Nanotechnology in the Treatment of Sickle Cell Disease

Sickle Cell Disease (SCD) is a genetically inherited debilitating illness, caused by a point mutation (most commonly haemoglobin variant Hb S) in the beta-globin gene that requires early diagnosis after birth and constant monitoring throughout the life-span of the patient. Sickle cell anemia (SCA) is a condition that alters the morphology (size and shape) of RBCs. The disease phenotype is categorized into two most prominent phenotypes i.e. vaso-occlusive crisis and haemolysis. Both the phenotypes are the excruciating factors displaying debilitating symptoms in patients with SCA.

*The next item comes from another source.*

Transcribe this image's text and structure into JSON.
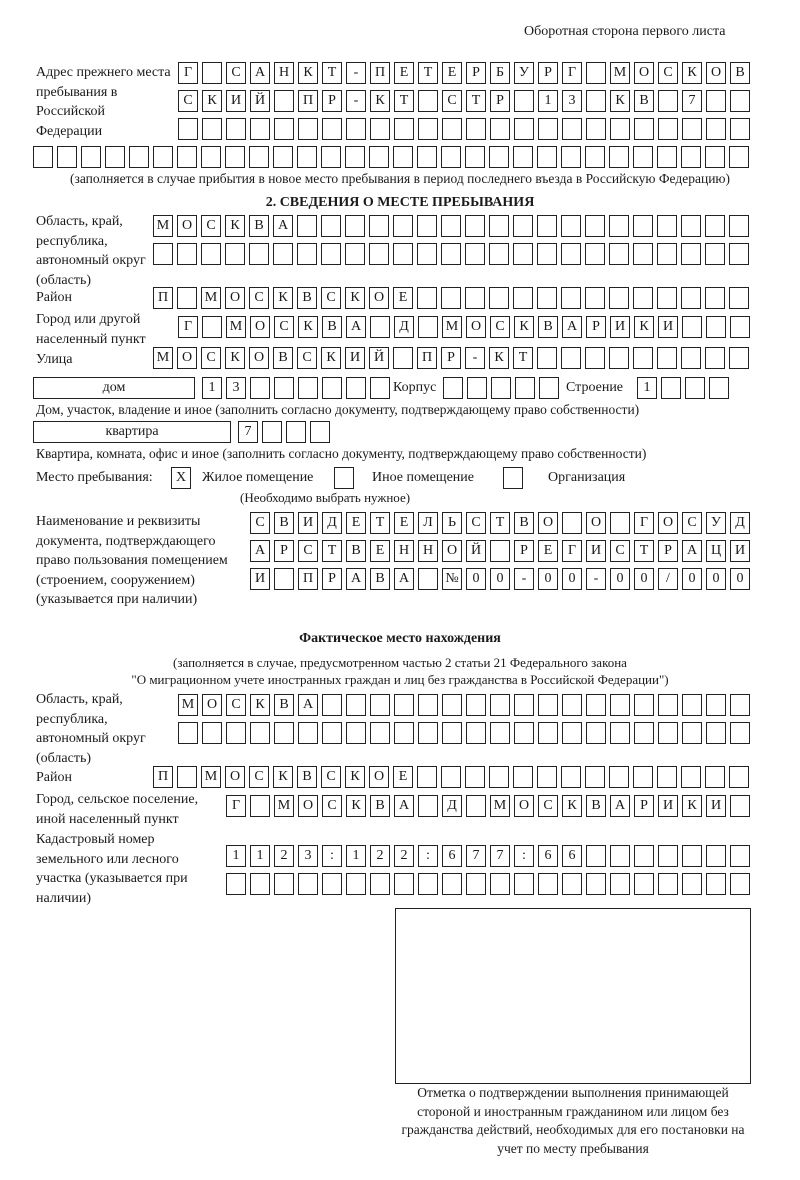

Although many compounds like hydroxyl urea, epigenetic agents with potential implications in fetal hemoglobin (Hb F) synthesis, anti-inflammatory agents, anti oxidants targeting cellular adhesion behaviour, however till now it’s of tremendous requirement to develop potential alternative compounds to target molecular cross talk rendering the pathophysiology of SCA. Currently, nano medicine enables highly specific medical treatment at the moleculer scale for curing disease and/or repairing tissue, The most promising enzymes for nano medicine applications are engineered nucleases, including zinc finger nucleases (ZFNs), transcription activator-like effector nucleases (TALENs) and the clustered regularly interspaced short palindromic repeats (CRISPR) systems as powerful tools for genome editing through specifically cleaving genomic sequences. Using these materials, various types of nano particles are synthesized (gold nano particles, magnetic nano particles, etc.) are used in diagnosis likeimaging and treatment. Recently, Nanocar came into existence, which is acts as vehicle for bringing back the morphology of RBC, it contains four ferric wheels, two staffanes, graphitic sheets and buckytube, a reinforcing element with a rigid chassis and four alkyne axles that spin freely and swivel independently of one another. Palladium acts as a catalyst in attaching bucky ball (Buckminsterfullerene- 60-carbon alkenes) to the rest of the nanocar. Significant advancement in the field of nano medicine not only offers a major breakthrough in understanding the clinical severity associated with SCA but also provides a promising approach to target different pathways involving in pathophysiology. The present chapter will put emphasis on the potential role of nanotechnology in understanding and targeting the crucial pathophysiology of sickle cell disease.